Rapid mixing of Gibbs samplers: Coupling, Spectral Independence, and Entropy factorizations.
16th February 2022, 4:00 pm – 5:00 pm
We discuss some recent developments in the analysis of convergence to stationarity for the Gibbs sampler of general spin systems on arbitrary graphs. These are based on two recently introduced concepts: Spectral Independence and Block Factorization of Entropy. We show that if a system is spectrally independent then its entropy functional satisfies a general block factorization, which in turn implies a modified log-Sobolev inequality and a tight control of the mixing time for the Glauber dynamics as well as for any other heat bath block dynamics. Moreover, we show that the existence of a contractive coupling for a local Markov chain implies that the system is spectrally independent.
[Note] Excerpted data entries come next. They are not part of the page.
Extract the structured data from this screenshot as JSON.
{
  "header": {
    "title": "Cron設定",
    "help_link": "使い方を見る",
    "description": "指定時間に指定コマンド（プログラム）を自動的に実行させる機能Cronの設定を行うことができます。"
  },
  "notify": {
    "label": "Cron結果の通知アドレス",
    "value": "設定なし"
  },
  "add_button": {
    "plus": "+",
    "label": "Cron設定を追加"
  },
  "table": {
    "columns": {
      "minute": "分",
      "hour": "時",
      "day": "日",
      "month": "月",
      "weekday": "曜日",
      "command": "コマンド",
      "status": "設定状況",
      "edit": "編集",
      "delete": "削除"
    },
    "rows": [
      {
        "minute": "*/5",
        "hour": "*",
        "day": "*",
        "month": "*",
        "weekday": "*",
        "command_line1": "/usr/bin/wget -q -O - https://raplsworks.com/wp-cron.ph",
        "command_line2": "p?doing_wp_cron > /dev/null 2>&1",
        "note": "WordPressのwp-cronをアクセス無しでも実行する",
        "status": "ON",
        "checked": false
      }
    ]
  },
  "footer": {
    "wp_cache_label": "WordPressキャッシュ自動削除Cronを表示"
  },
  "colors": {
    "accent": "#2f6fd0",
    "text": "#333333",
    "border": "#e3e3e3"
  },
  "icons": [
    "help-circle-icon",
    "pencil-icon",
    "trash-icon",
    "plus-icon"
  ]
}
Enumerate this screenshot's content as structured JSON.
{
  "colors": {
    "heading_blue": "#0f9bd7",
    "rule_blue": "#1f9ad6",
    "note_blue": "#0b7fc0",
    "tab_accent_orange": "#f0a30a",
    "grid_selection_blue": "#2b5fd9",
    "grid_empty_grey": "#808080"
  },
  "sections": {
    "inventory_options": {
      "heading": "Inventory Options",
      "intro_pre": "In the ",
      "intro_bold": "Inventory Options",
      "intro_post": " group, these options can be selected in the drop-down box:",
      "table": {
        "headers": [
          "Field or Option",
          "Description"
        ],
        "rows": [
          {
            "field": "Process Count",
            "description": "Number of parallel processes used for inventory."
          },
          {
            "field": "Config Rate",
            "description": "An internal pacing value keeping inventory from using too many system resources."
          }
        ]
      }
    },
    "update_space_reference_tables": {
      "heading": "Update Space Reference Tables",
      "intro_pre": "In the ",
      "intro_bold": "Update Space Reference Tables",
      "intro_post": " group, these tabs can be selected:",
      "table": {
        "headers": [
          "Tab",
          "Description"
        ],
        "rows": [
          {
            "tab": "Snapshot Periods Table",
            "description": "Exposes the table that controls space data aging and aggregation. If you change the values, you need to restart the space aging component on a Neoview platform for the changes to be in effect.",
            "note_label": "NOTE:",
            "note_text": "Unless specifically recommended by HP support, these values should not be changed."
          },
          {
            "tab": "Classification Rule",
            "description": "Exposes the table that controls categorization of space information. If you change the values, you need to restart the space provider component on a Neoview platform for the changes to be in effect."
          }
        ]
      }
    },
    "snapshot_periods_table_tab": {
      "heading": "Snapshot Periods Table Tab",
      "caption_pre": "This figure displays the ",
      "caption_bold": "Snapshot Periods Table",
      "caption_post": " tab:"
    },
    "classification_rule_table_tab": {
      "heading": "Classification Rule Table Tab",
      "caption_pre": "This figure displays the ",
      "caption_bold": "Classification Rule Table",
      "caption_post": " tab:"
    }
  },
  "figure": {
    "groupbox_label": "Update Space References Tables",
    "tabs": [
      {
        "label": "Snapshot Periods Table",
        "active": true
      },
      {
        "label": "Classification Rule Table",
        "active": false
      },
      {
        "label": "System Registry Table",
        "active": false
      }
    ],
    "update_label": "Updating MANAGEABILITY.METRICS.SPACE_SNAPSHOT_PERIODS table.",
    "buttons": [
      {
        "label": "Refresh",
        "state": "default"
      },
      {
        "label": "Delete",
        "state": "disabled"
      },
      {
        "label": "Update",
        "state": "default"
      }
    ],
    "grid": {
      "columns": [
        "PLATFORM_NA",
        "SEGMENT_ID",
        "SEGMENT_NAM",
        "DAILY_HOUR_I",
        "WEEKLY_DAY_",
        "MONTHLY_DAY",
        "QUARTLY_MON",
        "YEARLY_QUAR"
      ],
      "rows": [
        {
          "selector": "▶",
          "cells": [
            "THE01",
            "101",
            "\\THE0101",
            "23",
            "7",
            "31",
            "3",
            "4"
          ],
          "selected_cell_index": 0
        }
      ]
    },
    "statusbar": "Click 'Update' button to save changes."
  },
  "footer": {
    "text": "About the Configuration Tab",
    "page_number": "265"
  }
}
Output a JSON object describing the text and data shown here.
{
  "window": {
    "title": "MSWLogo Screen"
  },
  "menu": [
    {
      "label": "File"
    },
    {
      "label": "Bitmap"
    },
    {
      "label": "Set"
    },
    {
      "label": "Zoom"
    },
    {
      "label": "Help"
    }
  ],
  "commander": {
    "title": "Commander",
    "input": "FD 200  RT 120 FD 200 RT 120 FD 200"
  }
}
As a corollary, we obtain new optimal bounds on the mixing time of a large class of sampling algorithms for the ferromagnetic Ising/Potts models in the so-called tree-uniqueness regime, including non-local Markov chains such as the Swendsen-Wang dynamics. The methods also apply to spin systems with hard constraints such as q-colorings of a graph and the hard-core gas. Based on some recent joint works with Antonio Blanca, Zongchen Chen, Daniel Parisi, Alistair Sinclair, Daniel Stefankovic, and Eric Vigoda.